Turíngia a caminho da recuperação económica: crescimento à vista!
A economia da Turíngia dá sinais de recuperação, com um crescimento de 0,6% no primeiro semestre de 2023. Uma análise da evolução na região de Weimar.

Turíngia a caminho da recuperação económica: crescimento à vista!
Uma estrela em ascensão no céu económico: a Turíngia finalmente mostra sinais de recuperação após dois anos sombrios. De acordo com [Stern](https://www.stern.de/gesellschaft/regional/thueringen/wir Growth–thueringen-holt-beim-wir Growth-etwas-auf-36075726.html), o estado federal alcançou um crescimento econômico real de 0,6 por cento no primeiro semestre de 2023. Esta notícia positiva vem de pesquisas preliminares do Escritório Estadual de Estatística em Erfurt e segue um declínio anterior de 1,3 por cento no primeiro semestre de 2022. Embora não tenha sido registado qualquer crescimento do produto interno bruto (PIB) ajustado aos preços a nível nacional, a Turíngia apresenta uma estabilização encorajadora.

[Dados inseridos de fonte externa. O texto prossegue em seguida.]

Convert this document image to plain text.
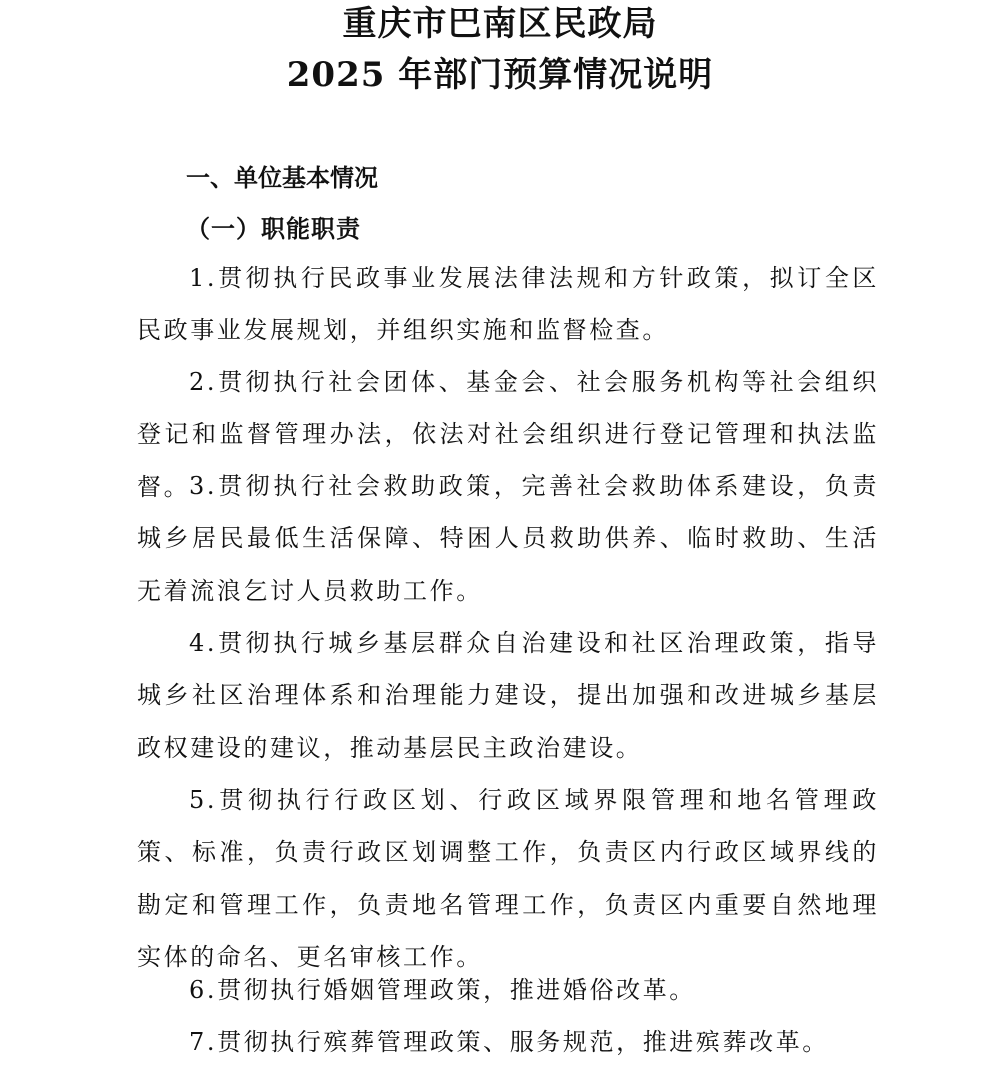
重庆市巴南区民政局
2025 年部门预算情况说明
一、单位基本情况
（一）职能职责

1.贯彻执行民政事业发展法律法规和方针政策，拟订全区民政事业发展规划，并组织实施和监督检查。

2.贯彻执行社会团体、基金会、社会服务机构等社会组织登记和监督管理办法，依法对社会组织进行登记管理和执法监督。

3.贯彻执行社会救助政策，完善社会救助体系建设，负责城乡居民最低生活保障、特困人员救助供养、临时救助、生活无着流浪乞讨人员救助工作。

4.贯彻执行城乡基层群众自治建设和社区治理政策，指导城乡社区治理体系和治理能力建设，提出加强和改进城乡基层政权建设的建议，推动基层民主政治建设。

5.贯彻执行行政区划、行政区域界限管理和地名管理政策、标准，负责行政区划调整工作，负责区内行政区域界线的勘定和管理工作，负责地名管理工作，负责区内重要自然地理实体的命名、更名审核工作。

6.贯彻执行婚姻管理政策，推进婚俗改革。

7.贯彻执行殡葬管理政策、服务规范，推进殡葬改革。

Apesar deste progresso, ainda existem desafios a superar. Nos cinco estados da Alemanha Oriental, o crescimento real foi de apenas 0,1 por cento, o que está ligeiramente acima do nível do ano anterior. A Turíngia está atualmente no meio-campo superior em termos de crescimento do PIB, em comparação com outros estados federais, como Bremen, Berlim, Hamburgo, Mecklemburgo-Pomerânia Ocidental e Baixa Saxónia, que tiveram um desempenho significativamente melhor. Afinal de contas, estados federais fortes como Baden-Württemberg e Baviera têm de lidar com um crescimento ligeiramente negativo.
Economia em transição
O panorama económico da Turíngia apresenta alguns problemas estruturais que ainda necessitam de ser resolvidos. A indústria automóvel e a indústria da construção, em particular, continuam a debater-se com problemas de vendas que podem comprometer a recuperação. Existem actualmente cerca de um milhão de pessoas a trabalhar no Estado Livre, o que proporciona uma base sólida em termos de mão-de-obra.
Mas o que nos espera no futuro? Uma avaliação do Instituto Ifo mostra que a economia da Alemanha Oriental deverá crescer mais rapidamente do que a economia alemã como um todo em 2024 e 2025. Prevê-se um crescimento de 1,1 por cento para 2024 e até 1,7 por cento para 2025 nos novos estados federais, enquanto a economia alemã como um todo está atrasada em 0,4 por cento e 1,5 por cento, como [Tagesschau](https://www.tagesschau.de/wirtschaft/konjunktur/wir Growth-ostdeutschland-westdeutschland-100.html).
Impulsos positivos através do consumo interno
A razão para estas perspectivas optimistas reside no maior foco da economia da Alemanha Oriental no consumo interno. O maior crescimento dos prestadores de serviços relacionados com o consumo e maiores ajustamentos nas pensões no Leste estão a promover o poder de compra dos cidadãos. Com um aumento das pensões de 5,86 por cento no Leste, em comparação com 4,39 por cento no Ocidente, as oportunidades económicas também estão a aumentar. No entanto, futuros ajustamentos nas pensões poderão alterar a tensão, uma vez que estes deverão ser iguais no Oriente e no Ocidente.
A instalação de grandes empresas como Tesla, Intel e TSMC na Alemanha Oriental dá um impulso adicional a tudo isto. Embora haja entusiasmo relativamente à criação de novos empregos, os efeitos a longo prazo destes acordos ainda são incertos, especialmente quando se trata de subsídios.
No que diz respeito ao emprego, é crucial reforçar ainda mais o potencial da mão de obra. A concentração na redução das taxas de abandono escolar e na integração dos migrantes no mercado de trabalho poderia ajudar a promover a inovação. A participação dos novos estados federais no PIB global alemão é actualmente de 16 por cento - um valor que mostra que a economia da Alemanha Oriental não actua como um motor da economia alemã global, mas representa antes uma componente dependente.
Continua a ser emocionante para a Turíngia observar os próximos passos e continuar a acompanhar de perto a evolução no caminho para a recuperação económica. Se as tendências positivas continuarem, o Estado poderá utilizar ainda mais o seu potencial num futuro próximo e a ascensão económica continuará a ganhar impulso.